Similarly, in one of his most representative pieces epitomizing the originality of thought in what later came to be known as the German media theory, Friedrich Kittler (2015) looks at a parallel shift in the relation between individuals and words by contrasting Goethe’s The Sorrows of Young Wertherand the story of Francesca and Paolo in Dante’s Divana Comedia, to conclude that whereas the Francesca and Paolo’s “story speaks of bodies” and the power-effect of books on bodies, the Werther and Lotte’s story, written some 450 years later, “speaks of souls” and the reader’s incessant search for a meaning (p. 18). Following Lacan who writes “slightest alteration in the relation between man and the signifier […] changes the whole course of history” (cited in: Lacoue-Labarthe & Nancy, 1992, p. 104), Kittler argues that the change in the relation with written words illustrated in the contrast between Dante and Goethe, represents a shift in history.

But how well do the two — relations between the self and writing which is part of an era’s regime of writing on one hand and historical periods on the other — correlate? Have written words totally lost their “power over bodies” (Kittler, 2015, p. 17)? Do we, the so-called moderns, merely “process texts as deposits of meaning” (Winthrop-Young, 2015, p. 4)? Are written words no longer all about “power, and not knowledge or information” (Favret-Saada, 1980, p. 9)? It might be true that presently meaning, and therefore the signified, is paramount in our relation with written words; but is it also not true that our understanding of East of Violent, for instance, equally depends on the written intertextuality in the story that reshapes the already established meaning (Briggs & Bauman, 1992)? Answering a question about the story’s audience, in an interview with BBC’s Persian Service (2012), Mandanipour declares that his audience does not already exist, but he creates it with his stories. Is his response not an indication of the fact that, in spite of our focus on referential function of language, the written words have not lost all their power-effect as they are able to create people — just like the written words of the library books that created (or exterminated, depending on our view) the lovers?


Works Cited:

BBCPersian. (2012). Tmasha’s Interview with Shahriar Mandanipour. Retrieved from http://www.bbc.co.uk/persian/arts/2012/10/121012_mandanipour_tamasha

Briggs, C. L., & Bauman, R. (1992). Genre, Intertextuality, and Social Power. Journal of Linguistic Anthropology, 2(2), 131–172. doi:10.1525/jlin.1992.2.2.131

Favret-Saada, J. (1980). Deadly Words: Witchcraft in the Bocage. Cambridge: Cambridge University Press.

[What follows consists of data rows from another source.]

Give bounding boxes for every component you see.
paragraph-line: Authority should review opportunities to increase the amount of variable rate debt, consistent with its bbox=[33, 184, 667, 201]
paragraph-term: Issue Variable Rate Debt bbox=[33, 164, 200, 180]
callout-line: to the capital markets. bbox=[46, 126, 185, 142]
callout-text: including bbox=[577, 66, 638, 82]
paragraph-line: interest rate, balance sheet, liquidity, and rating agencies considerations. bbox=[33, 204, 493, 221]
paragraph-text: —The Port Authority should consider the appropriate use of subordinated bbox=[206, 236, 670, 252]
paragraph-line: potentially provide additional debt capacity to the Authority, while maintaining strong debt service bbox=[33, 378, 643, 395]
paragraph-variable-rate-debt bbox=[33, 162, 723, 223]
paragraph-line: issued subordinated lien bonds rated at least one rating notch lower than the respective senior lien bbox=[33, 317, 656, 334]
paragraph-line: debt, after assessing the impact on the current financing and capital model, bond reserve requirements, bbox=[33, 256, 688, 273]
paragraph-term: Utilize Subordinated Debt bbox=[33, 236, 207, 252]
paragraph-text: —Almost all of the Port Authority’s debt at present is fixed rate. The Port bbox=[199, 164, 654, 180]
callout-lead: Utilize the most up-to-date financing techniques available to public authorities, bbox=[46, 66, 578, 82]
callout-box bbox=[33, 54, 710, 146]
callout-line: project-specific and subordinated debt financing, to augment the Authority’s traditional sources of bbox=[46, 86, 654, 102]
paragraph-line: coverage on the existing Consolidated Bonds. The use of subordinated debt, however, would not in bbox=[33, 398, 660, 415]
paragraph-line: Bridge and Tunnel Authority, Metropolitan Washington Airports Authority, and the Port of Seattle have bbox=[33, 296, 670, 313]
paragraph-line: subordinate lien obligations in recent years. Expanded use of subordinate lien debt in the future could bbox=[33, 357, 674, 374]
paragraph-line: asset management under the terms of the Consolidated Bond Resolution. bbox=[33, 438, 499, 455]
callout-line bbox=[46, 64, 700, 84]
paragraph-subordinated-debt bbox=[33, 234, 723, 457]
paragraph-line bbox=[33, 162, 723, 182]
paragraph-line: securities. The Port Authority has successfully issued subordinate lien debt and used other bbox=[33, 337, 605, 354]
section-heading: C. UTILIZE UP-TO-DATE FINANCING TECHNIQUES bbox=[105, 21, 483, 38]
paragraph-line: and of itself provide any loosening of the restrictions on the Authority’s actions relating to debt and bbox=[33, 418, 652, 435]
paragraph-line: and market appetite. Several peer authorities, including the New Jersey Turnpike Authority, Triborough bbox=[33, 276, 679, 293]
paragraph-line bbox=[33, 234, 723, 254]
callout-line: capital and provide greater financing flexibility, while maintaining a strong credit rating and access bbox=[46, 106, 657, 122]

Kittler, F. (2015). Authorship and Love. Theory, Culture & Society, 32(3), 15–47. Retrieved from http://tcs.sagepub.com/content/32/3/15.abstract

Lacoue-Labarthe, P., & Nancy, J.-L. (1992). The Title of the Letter: A Reading of Lacan. Albany: State University of New York Press.

Mandanipour, S. (1999). East of Violet (Šarq-e Banafše). Tehran: Nashr-e Markaz.

Mandanipour, S. (2009). Censoring an Iranian Love Story: A Novel (S. Khalili, Trans. 1st ed.). New York: Alfred A. Knopf.

Winthrop-Young, G. (2015). On Friedrich Kittler’s ‘Authorship and Love’. Theory, Culture & Society, 32(3), 3–13. Retrieved from http://tcs.sagepub.com/content/32/3/3.abstract


Footnotes:

[1] He makes another appearance in Mandanipour’s (2009) first English novel, Censoring an Iranian Love Story.